AFP: Up to courts to weigh Galvez statement on Trillanes amnesty

Trillanes is due to attend a hearing on Friday at the Makati Regional Trial Court Branch 148, where he had been facing a coup d'etat charge over the 2003 Oakwood Mutiny but the case was dismissed in 2011 in pursuant to the amnesty.
The STAR/Geremy Pintolo

MANILA, Philippines — It is up to the court to decide how it will take Gen. Carlito Galvez Jr.'s statement that Sen. Antonio Trillanes IV applied for amnesty, BGen. Edgard Arevalo, Armed Forces spokesman said.

Galvez is chief of staff of the Armed Forces of the Philippines.

Arevalo, in a statement on Tuesday, said that Galvez’s remark at the Senateon Tuesday “is but a declaration that Sen. Trillanes IV applied for amnesty.”

“It’s akin to the affidavit executed by Col. Josefa Berbigal attesting that Sen. Trillanes applied for amnesty,” Arevalo added.

READ: AFP: Lapses possible in handling of Trillanes amnesty papers

President Rodrigo Duterte declared the amnesty granted to the senator, one of his fiercest critics, as "void from the beginning" for Trillanes' supposed non-compliance with amnesty application requirements.

The proclamation also said the military "has no available copy of his application for amnesty in the records." The government says that means he never applied for amnesty.

Trillanes' filing of his application for amnesty in 2011 was heavily covered by media and is supported by documents based on the application and by the military officer who processed it.

Senate hearing

During the Senate Committee on Finance’s hearing Tuesday, Trillanes did not hold back from quizzing top Defense officials on the matter of his amnesty.

Galvez said that there may have been “some lapses”  and that documents were not properly transmitted from J1, or the Office of the Deputy Chief of Staff for Personnel.

“The old papers [were not] brought down pabalik sa GHQ (back to General Headquarters),” he added.

But Trillanes pressed: “Did I apply for amnesty?”

Galvez then referred to the affidavit issued by Col. Josefa Berbigal that “according to her,” the senator applied for amnesty.

Berbigal processed Trillanes' amnesty application. Her testimony was included in the affidavits filed by Trillanes' camp before the Makati courts hearing the prosecutors' motion for warrant of arrest.

Arevalo however said that Galvez’s statement may be left best to the discretion of the courts.

“We defer to the wise discretion of the court to where the case has been submitted as to how it will appreciate the statement. And since that may bear on the merits of the case, we will not issue further statement with due to regard to the sub judice rule,” the military spokesman added.

Roque: Galvez not a lawyer

Presidential spokesman Harry Roque, on Tuesday, dismissed Galvez's remark because he is "not a lawyer."

"Certainly, you don’t expect me to take the side of Chief Galvez,  who is not a lawyer, over the words of a learned judge." he said.

"I’m talking as a lawyer, best evidence rule.
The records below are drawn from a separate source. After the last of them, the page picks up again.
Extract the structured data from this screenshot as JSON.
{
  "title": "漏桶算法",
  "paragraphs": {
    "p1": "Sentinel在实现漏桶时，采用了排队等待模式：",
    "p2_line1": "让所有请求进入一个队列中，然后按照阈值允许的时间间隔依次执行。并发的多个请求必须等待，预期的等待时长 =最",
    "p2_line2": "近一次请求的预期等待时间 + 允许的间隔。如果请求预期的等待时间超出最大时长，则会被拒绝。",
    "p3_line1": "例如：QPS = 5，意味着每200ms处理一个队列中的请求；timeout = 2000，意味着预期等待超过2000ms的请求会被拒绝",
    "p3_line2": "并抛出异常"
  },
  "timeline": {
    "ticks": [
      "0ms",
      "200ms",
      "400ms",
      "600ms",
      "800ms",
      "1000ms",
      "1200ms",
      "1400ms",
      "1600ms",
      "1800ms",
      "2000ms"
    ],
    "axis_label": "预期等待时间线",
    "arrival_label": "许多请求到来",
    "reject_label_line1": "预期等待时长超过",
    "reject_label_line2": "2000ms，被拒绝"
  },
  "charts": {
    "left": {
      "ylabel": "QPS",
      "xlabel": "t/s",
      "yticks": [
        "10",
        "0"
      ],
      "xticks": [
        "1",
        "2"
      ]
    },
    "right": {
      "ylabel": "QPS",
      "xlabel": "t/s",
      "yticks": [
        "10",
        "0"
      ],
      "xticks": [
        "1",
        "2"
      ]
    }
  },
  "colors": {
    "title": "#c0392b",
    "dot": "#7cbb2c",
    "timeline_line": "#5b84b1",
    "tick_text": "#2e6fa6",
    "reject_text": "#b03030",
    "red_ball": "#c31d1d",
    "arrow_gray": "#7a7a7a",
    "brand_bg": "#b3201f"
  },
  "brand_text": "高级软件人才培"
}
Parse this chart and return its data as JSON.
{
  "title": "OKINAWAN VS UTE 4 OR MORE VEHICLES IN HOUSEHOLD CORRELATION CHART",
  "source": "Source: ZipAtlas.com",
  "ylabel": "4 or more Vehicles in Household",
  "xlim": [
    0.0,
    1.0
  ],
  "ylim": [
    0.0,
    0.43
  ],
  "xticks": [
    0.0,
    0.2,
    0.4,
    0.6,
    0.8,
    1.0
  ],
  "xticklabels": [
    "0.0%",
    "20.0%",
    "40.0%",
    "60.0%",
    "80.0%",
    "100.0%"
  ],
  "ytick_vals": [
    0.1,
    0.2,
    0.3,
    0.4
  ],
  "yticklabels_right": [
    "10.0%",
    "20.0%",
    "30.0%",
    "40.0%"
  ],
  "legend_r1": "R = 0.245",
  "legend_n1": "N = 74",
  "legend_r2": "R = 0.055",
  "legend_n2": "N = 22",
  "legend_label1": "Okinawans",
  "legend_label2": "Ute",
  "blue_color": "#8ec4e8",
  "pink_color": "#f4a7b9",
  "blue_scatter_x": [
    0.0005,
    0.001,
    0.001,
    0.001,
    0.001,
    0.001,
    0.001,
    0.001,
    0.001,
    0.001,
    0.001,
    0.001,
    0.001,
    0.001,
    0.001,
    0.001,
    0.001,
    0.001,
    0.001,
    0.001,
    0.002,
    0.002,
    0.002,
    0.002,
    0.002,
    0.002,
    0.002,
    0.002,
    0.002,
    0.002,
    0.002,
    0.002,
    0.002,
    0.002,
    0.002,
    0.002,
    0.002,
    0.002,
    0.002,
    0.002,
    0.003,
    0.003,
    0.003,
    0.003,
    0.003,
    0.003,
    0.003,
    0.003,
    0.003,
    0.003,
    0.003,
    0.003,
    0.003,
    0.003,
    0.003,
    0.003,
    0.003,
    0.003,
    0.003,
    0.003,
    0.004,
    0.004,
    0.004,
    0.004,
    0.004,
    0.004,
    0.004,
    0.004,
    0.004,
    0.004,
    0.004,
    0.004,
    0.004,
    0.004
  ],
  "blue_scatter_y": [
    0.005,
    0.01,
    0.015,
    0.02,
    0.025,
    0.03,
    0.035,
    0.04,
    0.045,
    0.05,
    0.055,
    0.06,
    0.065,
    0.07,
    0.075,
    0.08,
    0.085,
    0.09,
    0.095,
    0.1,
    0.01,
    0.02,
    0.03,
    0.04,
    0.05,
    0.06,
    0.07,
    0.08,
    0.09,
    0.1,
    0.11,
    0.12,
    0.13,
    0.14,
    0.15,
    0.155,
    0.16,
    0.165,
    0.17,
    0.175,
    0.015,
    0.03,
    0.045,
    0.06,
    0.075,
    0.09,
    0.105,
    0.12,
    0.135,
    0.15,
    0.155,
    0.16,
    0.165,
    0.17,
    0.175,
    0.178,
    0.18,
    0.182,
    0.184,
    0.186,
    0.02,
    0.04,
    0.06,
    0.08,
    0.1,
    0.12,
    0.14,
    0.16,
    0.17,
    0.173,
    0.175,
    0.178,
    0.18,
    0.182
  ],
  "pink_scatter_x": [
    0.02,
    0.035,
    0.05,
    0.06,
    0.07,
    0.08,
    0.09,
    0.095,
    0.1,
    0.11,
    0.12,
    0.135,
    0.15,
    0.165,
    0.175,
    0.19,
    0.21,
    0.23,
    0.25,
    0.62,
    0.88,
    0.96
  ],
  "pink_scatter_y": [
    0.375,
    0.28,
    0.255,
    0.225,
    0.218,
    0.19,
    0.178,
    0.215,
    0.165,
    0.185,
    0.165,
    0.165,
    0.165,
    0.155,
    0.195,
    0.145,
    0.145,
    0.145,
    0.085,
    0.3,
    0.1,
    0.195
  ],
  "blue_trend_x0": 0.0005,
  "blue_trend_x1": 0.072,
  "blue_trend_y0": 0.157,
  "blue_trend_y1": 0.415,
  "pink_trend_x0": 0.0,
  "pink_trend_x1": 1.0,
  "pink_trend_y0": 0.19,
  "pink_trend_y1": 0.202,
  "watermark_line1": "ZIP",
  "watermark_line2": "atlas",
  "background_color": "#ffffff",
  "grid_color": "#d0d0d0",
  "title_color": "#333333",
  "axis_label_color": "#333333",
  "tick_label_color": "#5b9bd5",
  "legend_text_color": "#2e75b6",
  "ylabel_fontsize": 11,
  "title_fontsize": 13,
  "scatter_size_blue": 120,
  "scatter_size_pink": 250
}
And besides, that’s in the courts and one court has said that the pictures and everything else that Sen. Trillanes adduced are not enough and of course, I concur as a lawyer,” Roque said.

Roque also insisted that Trillanes failed to present to the court a copy of his application form for the amnesty. Trillanes's camp, however, presented several pieces of secondary evidence to support their argument.

Trillanes is due to attend a hearing on Friday at the Makati Regional Trial Court Branch 148, where he had been facing a coup d'etat charge over the 2003 Oakwood Mutiny but the case was dismissed in 2011 in pursuant to the amnesty.